IL Les corbeaux dans la Bible. — Le nom de’ôrêb désigne certainement toutes les variétés de corbeaux et même de corvidés, pies, geais, etc., qui vivaient autrefois en Palestine. Moïse parle, en effet, de « tout corbeau selon son espèce », c’est-à-dire de toutes les espèces d’oiseaux auxquels convient le terme générique de’ôrêb. Lev., xi, 15 ; Deul., xiv, 14. Les Livres Saints mentionnent plusieurs fois ces animaux, à raison de leur caractère, de leurs mœurs ou du rôle qui leur est dévolu. — 1° Le corbeau de l’arche. Le corbeau est le premier oiseau nommé dans la Bible. Le quarantième jour après le commencement du dixième mois, Noé fit sortir un corbeau par la fenêtre de l’arche ; mais celui-ci ne revint pas. Il avait trouvé à se nourrir abondamment avec les cadavres qui flottaient sur les eaux, et s’était réfugié sur

les sommets déjà abandonnés par l’inondation. Gen., viii, 5-7. Noé pouvait conclure de ce départ définitif de l’oiseau que les eaux ne recouvraient déjà plus toute la surface de la terre. Dans le récit chaldéen du déluge, col. 111, lign. 140-152, Samasnapishtin raconte aussi qu’il lâcha successivement une colombe et une hirondelle, qui revinrent toutes deux ; puis il ajoute, lign. 153-155 : « Je fis sortir un corbeau, je le lâchai ; le corbeau alla, et le décroissement des eaux il vit, et il s’approcha, il pataugea ( ?), il croassa, et ne revint pas. » Vigouroux, La Bible et les découvertes modernes, 6e édit, 1896, t. i, p. 320.

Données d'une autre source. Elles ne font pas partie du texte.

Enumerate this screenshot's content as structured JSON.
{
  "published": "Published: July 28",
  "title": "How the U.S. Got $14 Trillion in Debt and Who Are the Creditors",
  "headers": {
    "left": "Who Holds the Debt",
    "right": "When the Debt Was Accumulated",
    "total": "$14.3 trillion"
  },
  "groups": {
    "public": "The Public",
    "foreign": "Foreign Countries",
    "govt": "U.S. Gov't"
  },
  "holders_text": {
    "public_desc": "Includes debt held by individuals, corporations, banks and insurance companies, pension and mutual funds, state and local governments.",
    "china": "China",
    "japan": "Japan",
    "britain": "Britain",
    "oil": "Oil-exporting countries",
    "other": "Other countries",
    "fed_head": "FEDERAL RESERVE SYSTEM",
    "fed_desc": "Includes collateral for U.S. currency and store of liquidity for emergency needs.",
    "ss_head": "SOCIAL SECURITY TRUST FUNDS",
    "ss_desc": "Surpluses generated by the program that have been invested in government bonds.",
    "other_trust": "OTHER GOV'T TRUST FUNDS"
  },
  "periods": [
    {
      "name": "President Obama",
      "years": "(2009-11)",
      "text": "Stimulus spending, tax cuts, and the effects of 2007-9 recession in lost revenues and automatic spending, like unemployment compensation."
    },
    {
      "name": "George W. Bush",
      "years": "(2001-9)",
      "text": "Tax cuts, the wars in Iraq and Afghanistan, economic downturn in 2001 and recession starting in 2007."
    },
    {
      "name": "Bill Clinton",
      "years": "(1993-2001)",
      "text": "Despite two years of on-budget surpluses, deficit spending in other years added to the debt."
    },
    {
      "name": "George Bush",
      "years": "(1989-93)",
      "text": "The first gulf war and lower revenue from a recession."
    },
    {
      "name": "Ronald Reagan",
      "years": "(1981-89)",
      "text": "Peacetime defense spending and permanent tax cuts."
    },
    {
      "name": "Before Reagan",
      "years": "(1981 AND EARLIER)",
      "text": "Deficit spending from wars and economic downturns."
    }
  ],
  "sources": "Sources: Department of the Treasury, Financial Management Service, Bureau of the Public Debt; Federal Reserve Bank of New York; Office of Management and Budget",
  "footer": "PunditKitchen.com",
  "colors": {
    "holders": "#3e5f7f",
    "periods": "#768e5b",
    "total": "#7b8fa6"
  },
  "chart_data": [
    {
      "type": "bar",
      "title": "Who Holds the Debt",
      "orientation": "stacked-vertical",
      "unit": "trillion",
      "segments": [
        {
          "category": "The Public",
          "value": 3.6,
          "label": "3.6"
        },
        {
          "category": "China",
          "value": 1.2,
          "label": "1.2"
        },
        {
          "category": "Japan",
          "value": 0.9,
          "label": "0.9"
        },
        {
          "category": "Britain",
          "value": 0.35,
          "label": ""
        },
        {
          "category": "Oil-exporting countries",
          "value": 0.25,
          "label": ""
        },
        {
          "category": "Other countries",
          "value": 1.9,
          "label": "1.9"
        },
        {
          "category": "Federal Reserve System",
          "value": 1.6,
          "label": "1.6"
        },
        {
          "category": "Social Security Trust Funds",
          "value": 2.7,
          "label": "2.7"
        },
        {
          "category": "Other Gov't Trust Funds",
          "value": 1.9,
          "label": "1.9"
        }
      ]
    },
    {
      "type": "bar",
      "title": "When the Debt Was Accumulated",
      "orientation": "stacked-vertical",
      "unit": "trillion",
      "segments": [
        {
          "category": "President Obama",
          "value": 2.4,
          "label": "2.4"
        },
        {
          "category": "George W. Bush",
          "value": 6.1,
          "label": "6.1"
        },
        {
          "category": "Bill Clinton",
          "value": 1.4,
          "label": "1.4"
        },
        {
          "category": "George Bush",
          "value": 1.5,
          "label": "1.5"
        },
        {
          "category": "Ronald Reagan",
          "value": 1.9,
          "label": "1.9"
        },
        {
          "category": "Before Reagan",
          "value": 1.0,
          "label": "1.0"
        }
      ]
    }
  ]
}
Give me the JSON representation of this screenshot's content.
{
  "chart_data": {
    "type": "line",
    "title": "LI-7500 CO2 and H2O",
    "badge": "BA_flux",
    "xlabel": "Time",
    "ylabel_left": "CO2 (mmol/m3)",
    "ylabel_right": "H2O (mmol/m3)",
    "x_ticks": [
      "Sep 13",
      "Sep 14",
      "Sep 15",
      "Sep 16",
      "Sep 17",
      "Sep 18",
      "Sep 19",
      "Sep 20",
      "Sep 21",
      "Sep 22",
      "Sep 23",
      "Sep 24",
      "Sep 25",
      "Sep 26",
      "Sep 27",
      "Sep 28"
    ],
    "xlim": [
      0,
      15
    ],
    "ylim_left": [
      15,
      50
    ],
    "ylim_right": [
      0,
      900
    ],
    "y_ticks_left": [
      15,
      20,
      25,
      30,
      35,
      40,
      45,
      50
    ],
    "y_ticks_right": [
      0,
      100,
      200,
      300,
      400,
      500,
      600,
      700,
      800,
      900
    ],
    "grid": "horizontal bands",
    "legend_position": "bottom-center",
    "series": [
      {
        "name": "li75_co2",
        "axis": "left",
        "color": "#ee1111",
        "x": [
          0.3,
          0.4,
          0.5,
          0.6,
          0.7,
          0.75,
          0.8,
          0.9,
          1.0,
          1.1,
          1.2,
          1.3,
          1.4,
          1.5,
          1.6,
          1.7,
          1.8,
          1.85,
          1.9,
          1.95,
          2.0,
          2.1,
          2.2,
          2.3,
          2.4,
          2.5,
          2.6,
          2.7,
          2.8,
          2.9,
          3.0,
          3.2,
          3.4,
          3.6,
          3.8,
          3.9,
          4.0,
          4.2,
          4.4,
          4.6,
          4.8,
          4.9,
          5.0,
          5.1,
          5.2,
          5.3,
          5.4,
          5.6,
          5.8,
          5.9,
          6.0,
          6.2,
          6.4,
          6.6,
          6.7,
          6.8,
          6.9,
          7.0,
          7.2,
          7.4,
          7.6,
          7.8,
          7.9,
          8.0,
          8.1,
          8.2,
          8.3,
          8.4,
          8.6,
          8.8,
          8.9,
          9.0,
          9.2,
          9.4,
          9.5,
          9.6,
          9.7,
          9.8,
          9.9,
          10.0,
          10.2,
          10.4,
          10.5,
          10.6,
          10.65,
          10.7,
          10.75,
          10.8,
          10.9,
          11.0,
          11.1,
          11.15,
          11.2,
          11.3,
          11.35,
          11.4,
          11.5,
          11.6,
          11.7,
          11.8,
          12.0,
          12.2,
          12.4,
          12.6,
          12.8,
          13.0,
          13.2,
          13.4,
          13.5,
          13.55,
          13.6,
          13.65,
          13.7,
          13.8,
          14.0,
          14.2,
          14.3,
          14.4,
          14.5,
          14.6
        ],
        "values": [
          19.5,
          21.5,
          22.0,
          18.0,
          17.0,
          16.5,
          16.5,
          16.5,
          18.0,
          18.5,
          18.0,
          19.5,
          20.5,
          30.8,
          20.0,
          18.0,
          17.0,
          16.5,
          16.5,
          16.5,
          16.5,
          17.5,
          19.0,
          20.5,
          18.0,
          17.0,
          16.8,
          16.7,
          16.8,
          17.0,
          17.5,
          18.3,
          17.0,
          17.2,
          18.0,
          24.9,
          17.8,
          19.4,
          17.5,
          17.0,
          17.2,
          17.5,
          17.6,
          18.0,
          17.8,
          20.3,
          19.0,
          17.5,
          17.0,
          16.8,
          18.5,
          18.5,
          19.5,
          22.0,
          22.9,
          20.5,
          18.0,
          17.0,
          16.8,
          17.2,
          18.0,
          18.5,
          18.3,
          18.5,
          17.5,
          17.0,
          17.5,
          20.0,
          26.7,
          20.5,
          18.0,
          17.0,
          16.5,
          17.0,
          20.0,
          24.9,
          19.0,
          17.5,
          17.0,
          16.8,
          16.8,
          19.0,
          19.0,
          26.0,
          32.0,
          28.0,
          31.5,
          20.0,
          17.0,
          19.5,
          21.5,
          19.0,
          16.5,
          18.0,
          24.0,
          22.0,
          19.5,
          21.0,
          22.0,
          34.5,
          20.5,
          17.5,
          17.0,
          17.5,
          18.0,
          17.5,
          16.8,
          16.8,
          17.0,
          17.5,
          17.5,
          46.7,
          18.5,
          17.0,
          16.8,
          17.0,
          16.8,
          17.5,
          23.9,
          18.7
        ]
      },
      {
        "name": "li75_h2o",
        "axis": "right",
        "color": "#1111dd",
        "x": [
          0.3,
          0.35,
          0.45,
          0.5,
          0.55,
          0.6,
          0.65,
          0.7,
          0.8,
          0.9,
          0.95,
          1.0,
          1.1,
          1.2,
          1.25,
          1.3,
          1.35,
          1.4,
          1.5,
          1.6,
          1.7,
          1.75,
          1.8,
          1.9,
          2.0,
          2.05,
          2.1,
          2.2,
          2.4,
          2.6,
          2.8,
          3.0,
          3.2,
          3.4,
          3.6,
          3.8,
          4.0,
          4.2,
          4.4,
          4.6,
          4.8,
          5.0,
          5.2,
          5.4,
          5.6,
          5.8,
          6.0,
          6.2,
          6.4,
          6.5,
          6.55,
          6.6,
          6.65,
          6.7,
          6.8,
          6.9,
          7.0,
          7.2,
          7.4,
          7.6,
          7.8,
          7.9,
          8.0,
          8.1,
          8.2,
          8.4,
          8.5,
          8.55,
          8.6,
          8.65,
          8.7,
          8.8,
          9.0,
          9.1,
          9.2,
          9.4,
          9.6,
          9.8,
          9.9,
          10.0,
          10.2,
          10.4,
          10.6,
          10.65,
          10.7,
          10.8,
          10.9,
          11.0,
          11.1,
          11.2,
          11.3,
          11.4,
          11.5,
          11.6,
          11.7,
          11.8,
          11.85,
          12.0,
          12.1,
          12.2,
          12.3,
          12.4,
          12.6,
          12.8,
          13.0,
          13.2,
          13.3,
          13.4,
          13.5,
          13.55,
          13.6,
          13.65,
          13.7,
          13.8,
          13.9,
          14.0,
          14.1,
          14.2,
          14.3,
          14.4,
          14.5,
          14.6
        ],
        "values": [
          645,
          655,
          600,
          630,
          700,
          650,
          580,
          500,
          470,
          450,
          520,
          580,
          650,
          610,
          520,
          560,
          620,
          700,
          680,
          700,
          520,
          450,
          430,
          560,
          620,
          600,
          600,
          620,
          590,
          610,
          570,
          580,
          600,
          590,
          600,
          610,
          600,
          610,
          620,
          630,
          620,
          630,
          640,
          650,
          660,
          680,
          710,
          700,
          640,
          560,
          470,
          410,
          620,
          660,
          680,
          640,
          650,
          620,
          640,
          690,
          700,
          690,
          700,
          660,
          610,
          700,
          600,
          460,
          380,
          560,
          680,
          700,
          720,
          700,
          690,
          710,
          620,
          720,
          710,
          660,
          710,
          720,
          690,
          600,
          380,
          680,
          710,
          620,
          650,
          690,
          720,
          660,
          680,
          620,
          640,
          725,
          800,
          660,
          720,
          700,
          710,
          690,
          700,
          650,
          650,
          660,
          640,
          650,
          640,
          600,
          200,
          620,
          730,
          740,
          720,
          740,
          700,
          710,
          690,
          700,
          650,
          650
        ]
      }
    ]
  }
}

— 2° Le corbeau animal impur. La loi mosaïque range le corbeau parmi les animaux qu’il n’est pas permis de manger. Lev., xi, 15- ; Deuf., xiv, 14. Cet oiseau, surtout le grand corbeau, se nourrit de chairs pourries qui lui communiquent à lui-même une odeur fétide et le rendent impropre à servir de nourriture. Les freux et les choucas, dont l’alimentation diffère, constituent un gibier moins répugnant. Mais la prohibition visait toutes les espèces, sans doute à cause de la difficulté de les distinguer. — 3° Séjour des corbeaux. Isaïe, xxxiv, 11, nomme le corbeau parmi les animaux sauvages qui habiteront les ruines de l’idumée dévastée. Cet oiseau, à l’état sauvage, s’envole toujours à l’approche de l’homme ; il se rencontre dans les régions les plus désolées de la Palestine. — D’après les Septante et la Vulgate, Soph., ii, 14, le corbeau crie aussi sur les portes de l’Assyrie ruinée. Mais, au lieu de’ôrêb, l’hébreu actuel lit en cet endroit horéb, « sécheresse » et « dévastation ». Aquila a lu héréb, « glaive. » Si l’on tient compte du parallélisme, c’est la leçon représentée par les Septante et la Vulgate qui doit être préférée. On a alors : « La voix [des oiseaux] chantera à la fenêtre, et le corbeau sur le seuil. » — 4° Leur couleur. L’époux du Cantique, v, 11, a les cheveux « noirs comme le corbeau ». La couleur noire et soyeuse d’une chevelure ressemblant au plumage du corbeau a toujours été fort estimée en Orient. Cf. Rosenmûller, Canticum, Leipzig, 1830, p. 383. — 5° Leur nourriture. On lit dans Job, xxxviii, 41 :

Qui prépare sa nourriture au corbeau

Et à ses petits qui crient vers Dieu, Quand ils errent sans pâture ?

Au Psaume cxlvi (cxlvii), 9 :

II donne leur pâture aux animaux,

Aux petits du corbeau qui crient vers lui.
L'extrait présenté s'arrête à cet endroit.